A few enrollment patterns to expect:

  • Conditional enrollment is common. If your child is on schedule but has not yet received a specific dose, most states allow a 30 to 60 day grace period to complete it. The director will note the next-dose deadline in the file.
  • Up-to-date records are checked at every milestone. Many centers ask for an updated immunization record after every well-child visit (typically 2, 4, 6, 9, 12, 15, 18 months and then annually).
  • Exemption paperwork goes in the same file. If your child has a medical, religious, or philosophical exemption, the daycare keeps that documentation alongside the immunization record. State licensing inspectors will check both.
  • Refusal of an unvaccinated child is legal in some states. Even where a religious exemption is allowed at the state level, individual daycare centers are allowed in many states to refuse enrollment to unvaccinated children. This is a private-business decision, not a public-health one. Our piece on unvaccinated children at daycare covers this nuance.

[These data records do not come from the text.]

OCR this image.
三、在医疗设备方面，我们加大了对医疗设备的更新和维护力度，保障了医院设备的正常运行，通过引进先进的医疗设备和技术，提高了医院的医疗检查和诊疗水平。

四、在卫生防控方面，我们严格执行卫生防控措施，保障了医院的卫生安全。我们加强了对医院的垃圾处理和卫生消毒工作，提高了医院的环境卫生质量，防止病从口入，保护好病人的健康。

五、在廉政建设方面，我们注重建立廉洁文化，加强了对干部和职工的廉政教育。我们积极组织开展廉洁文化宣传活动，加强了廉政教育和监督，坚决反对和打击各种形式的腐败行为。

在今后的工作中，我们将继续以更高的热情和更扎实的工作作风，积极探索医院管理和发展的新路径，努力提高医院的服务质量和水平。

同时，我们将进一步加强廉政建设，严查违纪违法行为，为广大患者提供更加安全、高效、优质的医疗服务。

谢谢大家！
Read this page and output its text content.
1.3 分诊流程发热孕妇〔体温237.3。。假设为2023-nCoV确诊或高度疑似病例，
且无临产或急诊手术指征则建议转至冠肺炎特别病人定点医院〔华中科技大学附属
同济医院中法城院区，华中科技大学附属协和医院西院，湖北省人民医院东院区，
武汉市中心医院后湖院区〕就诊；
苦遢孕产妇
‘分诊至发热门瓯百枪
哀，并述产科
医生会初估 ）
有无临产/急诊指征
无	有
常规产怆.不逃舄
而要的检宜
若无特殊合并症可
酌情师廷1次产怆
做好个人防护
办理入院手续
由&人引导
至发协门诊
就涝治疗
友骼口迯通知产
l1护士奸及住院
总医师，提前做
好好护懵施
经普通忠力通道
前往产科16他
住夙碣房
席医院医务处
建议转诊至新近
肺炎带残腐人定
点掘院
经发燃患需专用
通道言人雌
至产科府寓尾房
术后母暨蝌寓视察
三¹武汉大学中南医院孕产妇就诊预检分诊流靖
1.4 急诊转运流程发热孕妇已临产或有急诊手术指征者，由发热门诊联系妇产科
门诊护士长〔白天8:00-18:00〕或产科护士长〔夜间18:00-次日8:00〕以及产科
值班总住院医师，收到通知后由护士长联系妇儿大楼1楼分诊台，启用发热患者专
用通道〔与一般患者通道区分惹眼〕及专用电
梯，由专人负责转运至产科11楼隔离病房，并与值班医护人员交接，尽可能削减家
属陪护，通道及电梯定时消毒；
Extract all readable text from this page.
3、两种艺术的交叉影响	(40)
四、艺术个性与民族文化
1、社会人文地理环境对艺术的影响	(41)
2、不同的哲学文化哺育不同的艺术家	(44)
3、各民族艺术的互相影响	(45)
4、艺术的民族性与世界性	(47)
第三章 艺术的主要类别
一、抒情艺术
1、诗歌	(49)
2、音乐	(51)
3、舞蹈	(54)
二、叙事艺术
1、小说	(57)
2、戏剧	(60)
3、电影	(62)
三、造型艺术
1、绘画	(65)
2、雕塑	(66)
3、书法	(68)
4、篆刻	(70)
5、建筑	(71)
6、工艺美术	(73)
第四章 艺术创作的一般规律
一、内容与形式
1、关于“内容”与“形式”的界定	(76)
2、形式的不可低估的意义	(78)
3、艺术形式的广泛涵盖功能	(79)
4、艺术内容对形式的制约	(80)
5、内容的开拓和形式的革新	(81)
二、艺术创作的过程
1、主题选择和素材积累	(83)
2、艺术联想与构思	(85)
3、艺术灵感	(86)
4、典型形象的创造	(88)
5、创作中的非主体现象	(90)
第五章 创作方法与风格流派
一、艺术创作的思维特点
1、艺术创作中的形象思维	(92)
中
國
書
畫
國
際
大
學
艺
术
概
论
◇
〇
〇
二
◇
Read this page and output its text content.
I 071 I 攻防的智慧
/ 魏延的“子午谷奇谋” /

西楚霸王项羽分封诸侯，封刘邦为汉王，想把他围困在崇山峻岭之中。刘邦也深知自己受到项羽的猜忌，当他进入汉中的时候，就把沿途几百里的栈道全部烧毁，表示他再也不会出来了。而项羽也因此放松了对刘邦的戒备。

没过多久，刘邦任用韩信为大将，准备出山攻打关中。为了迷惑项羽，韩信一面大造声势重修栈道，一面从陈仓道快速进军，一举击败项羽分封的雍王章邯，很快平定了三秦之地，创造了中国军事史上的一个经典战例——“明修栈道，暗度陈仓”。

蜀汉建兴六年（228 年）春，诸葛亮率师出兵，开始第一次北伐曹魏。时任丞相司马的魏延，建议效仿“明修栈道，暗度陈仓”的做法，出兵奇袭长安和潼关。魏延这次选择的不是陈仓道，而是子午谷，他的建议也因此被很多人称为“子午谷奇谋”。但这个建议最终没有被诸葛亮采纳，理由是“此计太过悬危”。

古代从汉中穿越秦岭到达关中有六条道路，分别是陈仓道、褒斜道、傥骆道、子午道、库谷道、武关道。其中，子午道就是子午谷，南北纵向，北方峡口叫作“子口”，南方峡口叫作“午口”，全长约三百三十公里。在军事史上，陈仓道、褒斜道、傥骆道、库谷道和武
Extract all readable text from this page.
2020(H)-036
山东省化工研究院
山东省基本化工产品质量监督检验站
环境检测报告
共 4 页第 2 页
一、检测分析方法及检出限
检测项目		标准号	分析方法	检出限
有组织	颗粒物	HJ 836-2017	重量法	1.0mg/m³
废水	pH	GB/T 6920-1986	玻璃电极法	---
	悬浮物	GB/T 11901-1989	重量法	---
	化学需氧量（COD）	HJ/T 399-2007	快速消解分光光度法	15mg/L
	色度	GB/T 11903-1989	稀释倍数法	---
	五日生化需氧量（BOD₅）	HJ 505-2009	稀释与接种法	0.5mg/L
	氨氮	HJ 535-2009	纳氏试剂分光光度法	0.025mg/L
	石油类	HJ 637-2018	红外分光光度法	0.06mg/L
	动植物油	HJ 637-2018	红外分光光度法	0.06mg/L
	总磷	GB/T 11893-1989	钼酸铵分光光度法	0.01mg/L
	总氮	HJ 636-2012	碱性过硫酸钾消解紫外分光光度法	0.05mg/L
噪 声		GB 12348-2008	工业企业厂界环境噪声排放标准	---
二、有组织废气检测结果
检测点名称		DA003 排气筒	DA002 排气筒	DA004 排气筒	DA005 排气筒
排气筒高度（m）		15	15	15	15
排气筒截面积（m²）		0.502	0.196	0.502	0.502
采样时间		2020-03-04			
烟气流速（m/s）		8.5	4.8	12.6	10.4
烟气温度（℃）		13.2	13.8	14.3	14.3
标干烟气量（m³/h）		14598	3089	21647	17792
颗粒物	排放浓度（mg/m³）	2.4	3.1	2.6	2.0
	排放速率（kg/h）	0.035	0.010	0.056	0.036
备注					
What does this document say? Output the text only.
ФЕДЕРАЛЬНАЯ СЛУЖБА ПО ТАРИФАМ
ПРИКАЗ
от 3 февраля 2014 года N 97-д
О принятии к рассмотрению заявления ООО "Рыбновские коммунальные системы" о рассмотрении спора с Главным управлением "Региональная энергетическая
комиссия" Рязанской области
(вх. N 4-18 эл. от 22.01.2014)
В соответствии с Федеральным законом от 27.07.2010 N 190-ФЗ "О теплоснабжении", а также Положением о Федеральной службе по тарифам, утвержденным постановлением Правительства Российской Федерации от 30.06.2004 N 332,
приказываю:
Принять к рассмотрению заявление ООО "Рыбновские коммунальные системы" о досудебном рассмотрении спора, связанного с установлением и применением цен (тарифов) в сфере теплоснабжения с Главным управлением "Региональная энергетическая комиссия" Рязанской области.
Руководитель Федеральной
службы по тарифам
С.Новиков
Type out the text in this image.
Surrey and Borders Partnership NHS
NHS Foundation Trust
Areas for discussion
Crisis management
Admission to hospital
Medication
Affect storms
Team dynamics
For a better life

What happens during an outbreak

If a vaccine-preventable disease (measles, pertussis, mumps) is reported at a daycare, state health departments have the authority to order the temporary exclusion of unvaccinated children and unvaccinated staff for the duration of the outbreak window (typically 21 days for measles, longer for pertussis). This applies even to children with valid religious or philosophical exemptions. The rationale is straightforward: an exemption is a private right, not a public-health override.

During an outbreak, your daycare will work with the local health department to send notifications and coordinate testing. If you are choosing a daycare in a city with a recent outbreak history (for example, certain Brooklyn neighborhoods during the 2018-2019 measles outbreak), it is worth asking the director how they have handled outbreak windows in the past.

Bottom line

Daycare vaccine requirements are mostly federal at the level of the schedule, mostly state at the level of exemptions, and mostly handbook at the level of how strictly a specific center enforces them. Bring a current immunization record (or your state's certificate of immunization) to enrollment, expect updates after every well-child visit, and read your state's exemption rules carefully if your family is not following the ACIP schedule. For the broader picture of how daycares think about safety and licensing, our quality and safety pillar ties this article into the larger framework.

This is not medical advice. DaycareSquare is an editorial directory, not a clinic. Vaccination decisions belong to families and their pediatricians, with reference to the CDC schedule and the AAP's recommendations. Daycare enrollment law belongs to your state's health department and licensing agency.